Un album assez particulier dans la série Philémon. Le fil rouge était jusque là de ramener Barthélémy sur la lettre A, et parfois on digressait dû à quelques conséquences de l'album précédent (par exemple ramener le manu manu). Ici l'histoire semble n'avoir aucun rapport, la digression est déconnectée des autres albums.
En fait l'histoire nous raconte que Philémon a perdu la mémoire et que c'est sur le monde des lettres qu'il pourra la retrouver... Pourquoi on ne sait pas trop. Je dirais même qu'il s'agit là d'une incohérence puisque l'on a appris qu'il existe un personnage incarnant la mort dans chaque monde. Suivant cette logique, il semble étrange que la mémoire de Philémon soit dans ce monde des lettres... De même Fred annonce que si Philémon ne croit plus au monde des lettres, ce sera la fin de celui ci. Cette information est assez mal venue pour deux raisons: d'abord parce que, même si le clin d'oeil envers Peter Pan est sympa, cette déclaration n'a pas de sens par rapport à ce que l'on a vu et vécu au travers des précédents albums; ensuite parce que cette information n'aura aucune conséquence sur la suite: le monde des lettres se porte plutôt bien lorsque Barthélémy y arrive.

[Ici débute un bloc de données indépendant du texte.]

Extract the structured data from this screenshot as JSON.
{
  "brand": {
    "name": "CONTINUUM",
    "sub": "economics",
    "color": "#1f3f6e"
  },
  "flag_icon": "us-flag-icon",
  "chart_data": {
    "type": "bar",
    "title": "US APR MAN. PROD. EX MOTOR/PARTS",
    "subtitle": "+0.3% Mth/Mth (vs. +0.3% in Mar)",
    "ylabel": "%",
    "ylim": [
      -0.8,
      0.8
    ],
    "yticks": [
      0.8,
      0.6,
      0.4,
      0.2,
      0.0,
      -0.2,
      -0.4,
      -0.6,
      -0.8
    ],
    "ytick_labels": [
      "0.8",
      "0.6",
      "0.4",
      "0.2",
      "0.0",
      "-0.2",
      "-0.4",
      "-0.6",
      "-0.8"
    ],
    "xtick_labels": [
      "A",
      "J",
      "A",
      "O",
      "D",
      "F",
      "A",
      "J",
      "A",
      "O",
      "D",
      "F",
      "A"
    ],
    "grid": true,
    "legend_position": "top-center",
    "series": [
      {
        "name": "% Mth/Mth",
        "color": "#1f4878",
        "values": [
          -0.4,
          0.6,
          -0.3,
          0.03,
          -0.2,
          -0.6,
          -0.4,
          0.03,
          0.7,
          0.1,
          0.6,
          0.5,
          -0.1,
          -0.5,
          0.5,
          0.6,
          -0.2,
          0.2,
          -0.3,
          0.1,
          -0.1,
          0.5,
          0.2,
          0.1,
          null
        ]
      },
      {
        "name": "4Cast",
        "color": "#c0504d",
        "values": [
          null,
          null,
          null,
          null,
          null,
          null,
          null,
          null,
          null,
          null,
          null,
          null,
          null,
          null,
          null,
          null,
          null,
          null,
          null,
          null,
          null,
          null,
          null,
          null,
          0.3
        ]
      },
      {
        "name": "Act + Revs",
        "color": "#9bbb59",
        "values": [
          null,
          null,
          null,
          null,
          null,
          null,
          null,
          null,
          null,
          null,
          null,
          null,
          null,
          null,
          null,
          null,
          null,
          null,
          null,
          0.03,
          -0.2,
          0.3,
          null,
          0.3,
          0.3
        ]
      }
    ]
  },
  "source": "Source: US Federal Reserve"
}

En fait, le scénario me déplaît par son élément perturbateur si incohérent, mais également par sa fin la plus facile que l'auteur ait jamais pondue: en fait tout ça n'était qu'un rêve. Si le surréalisme ambiant des albums permet à Fred de finir une histoire comme il veut, le fait d'avoir recours à une telle solution relève du simple mauvais goût de la pure paresse scénaristique.

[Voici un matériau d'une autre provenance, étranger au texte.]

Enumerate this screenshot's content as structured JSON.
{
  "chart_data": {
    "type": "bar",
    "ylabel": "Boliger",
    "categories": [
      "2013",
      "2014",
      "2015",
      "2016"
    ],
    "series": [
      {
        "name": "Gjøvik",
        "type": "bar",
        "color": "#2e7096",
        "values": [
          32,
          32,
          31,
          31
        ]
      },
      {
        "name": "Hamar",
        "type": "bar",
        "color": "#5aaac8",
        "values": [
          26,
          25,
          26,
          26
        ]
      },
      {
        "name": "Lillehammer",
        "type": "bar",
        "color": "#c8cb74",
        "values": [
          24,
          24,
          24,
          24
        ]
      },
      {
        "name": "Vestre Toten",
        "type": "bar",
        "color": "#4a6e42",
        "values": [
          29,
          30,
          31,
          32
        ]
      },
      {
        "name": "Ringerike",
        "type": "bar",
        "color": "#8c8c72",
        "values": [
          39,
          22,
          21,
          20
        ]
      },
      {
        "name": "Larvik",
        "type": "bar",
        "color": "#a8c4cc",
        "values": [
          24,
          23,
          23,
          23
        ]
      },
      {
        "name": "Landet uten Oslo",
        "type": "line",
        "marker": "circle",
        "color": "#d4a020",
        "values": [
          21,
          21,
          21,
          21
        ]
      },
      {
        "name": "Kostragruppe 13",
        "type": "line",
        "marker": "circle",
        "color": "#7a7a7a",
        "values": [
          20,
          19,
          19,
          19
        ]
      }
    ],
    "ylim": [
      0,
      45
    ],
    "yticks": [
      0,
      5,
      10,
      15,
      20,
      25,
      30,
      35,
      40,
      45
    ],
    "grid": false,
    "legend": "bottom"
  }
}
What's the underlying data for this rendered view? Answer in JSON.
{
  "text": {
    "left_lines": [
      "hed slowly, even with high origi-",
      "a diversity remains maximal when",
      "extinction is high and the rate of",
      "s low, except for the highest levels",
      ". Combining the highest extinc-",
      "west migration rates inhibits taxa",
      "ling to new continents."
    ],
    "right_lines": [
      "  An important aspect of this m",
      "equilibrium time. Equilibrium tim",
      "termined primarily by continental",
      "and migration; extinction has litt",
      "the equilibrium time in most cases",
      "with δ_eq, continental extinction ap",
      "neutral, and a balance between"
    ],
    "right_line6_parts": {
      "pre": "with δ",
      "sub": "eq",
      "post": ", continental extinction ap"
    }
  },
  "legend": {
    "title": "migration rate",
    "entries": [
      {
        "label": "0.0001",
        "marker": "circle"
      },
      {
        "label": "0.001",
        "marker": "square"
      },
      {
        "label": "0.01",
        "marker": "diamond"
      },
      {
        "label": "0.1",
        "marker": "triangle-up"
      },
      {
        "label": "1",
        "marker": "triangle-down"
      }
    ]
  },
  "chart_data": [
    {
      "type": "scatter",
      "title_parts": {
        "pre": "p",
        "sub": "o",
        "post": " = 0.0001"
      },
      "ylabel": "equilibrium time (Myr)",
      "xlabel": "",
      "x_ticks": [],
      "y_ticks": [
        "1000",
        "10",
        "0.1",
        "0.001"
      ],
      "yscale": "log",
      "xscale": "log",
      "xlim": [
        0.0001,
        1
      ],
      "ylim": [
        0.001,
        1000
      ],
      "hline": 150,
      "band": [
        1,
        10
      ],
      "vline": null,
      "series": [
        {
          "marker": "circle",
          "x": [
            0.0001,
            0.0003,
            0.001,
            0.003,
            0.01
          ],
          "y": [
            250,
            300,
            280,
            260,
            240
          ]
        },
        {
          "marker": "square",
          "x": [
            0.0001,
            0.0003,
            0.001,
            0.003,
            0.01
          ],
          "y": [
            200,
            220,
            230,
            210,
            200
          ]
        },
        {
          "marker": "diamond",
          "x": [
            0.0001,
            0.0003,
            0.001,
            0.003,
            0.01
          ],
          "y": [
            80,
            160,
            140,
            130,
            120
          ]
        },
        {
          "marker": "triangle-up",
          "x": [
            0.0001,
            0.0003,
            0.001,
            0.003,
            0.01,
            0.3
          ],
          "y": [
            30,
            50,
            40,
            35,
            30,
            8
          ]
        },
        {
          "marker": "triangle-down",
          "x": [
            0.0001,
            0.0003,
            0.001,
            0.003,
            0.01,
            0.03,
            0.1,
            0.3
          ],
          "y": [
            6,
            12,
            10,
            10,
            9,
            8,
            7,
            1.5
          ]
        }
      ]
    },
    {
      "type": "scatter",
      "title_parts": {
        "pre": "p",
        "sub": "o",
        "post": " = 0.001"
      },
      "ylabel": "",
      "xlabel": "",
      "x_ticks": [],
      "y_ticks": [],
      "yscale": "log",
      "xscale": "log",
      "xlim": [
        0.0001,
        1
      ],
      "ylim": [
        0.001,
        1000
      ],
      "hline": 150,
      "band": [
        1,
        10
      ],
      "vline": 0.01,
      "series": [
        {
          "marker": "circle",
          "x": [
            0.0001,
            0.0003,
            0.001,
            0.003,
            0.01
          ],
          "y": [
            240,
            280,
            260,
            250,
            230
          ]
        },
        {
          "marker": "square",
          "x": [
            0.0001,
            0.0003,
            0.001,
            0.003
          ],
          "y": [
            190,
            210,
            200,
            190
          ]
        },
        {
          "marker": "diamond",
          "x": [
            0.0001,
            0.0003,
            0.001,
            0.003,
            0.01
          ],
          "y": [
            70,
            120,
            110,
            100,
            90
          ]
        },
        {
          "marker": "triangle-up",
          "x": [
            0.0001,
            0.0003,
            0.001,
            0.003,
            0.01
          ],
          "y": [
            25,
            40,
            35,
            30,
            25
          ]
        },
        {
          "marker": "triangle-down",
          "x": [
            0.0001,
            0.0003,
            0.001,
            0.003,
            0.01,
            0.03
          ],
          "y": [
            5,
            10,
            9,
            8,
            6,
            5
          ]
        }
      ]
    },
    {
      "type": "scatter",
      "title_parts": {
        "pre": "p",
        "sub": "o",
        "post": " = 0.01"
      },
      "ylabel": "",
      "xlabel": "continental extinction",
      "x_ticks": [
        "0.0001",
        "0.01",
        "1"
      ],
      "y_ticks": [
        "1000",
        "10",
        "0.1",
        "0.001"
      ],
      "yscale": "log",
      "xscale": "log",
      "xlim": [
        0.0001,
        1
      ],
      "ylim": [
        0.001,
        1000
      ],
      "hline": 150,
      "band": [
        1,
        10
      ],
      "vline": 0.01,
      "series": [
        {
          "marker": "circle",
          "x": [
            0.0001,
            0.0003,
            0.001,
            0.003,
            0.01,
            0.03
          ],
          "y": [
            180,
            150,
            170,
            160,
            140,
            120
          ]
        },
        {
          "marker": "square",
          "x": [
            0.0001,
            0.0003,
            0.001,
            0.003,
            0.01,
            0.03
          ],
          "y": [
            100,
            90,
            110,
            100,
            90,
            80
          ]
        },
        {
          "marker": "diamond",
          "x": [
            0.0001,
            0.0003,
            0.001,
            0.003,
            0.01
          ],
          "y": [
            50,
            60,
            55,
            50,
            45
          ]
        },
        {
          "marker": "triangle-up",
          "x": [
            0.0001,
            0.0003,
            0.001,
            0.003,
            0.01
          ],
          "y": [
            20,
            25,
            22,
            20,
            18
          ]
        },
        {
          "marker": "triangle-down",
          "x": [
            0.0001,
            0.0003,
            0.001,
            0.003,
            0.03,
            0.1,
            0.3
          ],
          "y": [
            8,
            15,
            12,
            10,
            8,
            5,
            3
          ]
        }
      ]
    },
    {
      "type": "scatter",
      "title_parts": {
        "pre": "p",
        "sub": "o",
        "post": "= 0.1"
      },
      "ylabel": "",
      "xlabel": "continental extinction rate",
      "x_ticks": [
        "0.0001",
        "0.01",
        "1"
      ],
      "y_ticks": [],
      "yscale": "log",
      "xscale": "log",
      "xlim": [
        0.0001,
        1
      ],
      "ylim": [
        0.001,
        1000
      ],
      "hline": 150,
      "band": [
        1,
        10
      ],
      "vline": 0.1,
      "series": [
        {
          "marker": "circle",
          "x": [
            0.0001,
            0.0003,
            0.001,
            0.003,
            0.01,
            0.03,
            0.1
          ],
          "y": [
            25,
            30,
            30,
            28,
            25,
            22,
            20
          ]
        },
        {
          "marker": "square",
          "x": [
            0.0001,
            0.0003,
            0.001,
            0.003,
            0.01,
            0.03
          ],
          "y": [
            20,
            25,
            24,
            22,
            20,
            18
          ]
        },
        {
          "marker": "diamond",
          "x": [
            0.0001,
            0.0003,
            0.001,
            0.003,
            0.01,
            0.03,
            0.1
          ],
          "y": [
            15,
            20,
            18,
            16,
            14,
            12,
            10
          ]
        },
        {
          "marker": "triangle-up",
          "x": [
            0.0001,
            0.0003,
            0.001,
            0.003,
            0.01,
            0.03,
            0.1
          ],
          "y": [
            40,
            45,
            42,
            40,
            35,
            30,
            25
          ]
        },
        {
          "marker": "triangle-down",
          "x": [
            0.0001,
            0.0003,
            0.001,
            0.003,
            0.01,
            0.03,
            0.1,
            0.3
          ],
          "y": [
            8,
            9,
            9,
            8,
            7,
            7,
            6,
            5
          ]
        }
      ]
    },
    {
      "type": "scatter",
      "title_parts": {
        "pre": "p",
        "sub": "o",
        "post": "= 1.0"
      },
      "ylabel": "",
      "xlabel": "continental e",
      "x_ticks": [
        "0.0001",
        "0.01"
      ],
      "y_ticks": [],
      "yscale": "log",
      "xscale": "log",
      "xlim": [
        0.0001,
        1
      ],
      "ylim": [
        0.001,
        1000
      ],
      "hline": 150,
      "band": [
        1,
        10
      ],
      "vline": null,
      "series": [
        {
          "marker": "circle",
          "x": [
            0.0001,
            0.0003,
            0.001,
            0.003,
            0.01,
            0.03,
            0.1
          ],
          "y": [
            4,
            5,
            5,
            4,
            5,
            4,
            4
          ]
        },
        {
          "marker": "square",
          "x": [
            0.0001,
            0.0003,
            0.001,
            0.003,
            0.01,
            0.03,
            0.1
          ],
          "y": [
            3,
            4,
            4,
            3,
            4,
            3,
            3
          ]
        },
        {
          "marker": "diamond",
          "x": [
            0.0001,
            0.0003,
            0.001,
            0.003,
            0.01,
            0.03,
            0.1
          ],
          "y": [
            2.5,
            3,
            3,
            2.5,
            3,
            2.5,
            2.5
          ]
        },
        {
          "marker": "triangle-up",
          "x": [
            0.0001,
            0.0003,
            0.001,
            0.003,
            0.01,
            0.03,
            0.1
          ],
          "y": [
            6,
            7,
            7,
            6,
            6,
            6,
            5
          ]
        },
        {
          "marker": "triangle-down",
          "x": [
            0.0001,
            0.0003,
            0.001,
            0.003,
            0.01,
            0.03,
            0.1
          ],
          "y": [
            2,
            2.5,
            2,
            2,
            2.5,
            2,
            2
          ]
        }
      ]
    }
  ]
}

Pourtant le reste de l'histoire est plutôt passionnant. Fred recycle une de ses histoires du 'petit cirque': la ville enfouie sous la neige est en effet l'exact même décors qu'une de ces courtes histoires écrites dans l'album mentionné. Puis il y a cette idée de grêve générale de la mémoire qui est plutôt très drôle, les gendarmes fleurs, les bonhommes de neige défenseurs, l'homme qui boit pour se souvenir... Que d'éléments qui transportent le lecteur. Il est donc dommage que cela commence et termine si mal.
Graphiquement, il m'est plus difficile de faire la comparaison avec les précédents albums puisque je suis en train de lire l'intégrale 11-15 , alors que, jusque là, je lisais les rééditions au format original, album par album. Les pages étant désormais plus petites, certains détails peuvent m'échapper dans la justesse du trait. Néanmoins, je perçois que l'auteur a été moins paresseux et plus précis. Il reste encore ci et là un dessin qui sent la fin de journée, mais ça reste globalement homogène. On s'aperçoit aussi que l'auteur gère mieux le rythme de ses planches avec un découpage plus clair, plus simple (ses pages sont plus souvent aménagées pour 3 lignes de strips et non plus 4 comme c'était souvent le cas au début... son dessin respire alors mieux). Fred se fait également plus discret dans ses expérimentation. Le peu qu'il y a reste sobre. Cela paraîtra peut être insignifiant pour beaucoup, mais j'ai pu constater également que Fred donne plus de place à des personnages féminins (les secrétaires sont des femmes, une sirène met Barthélémy en garde, ...) alors que jusque là le monde des lettres était principalement masculin.
Bref, un album finalement inégal puisqu'il possède de très bonnes choses mais aussi de très mauvaises. A lire tout de même surtout pour les fans de ce monde imaginaire.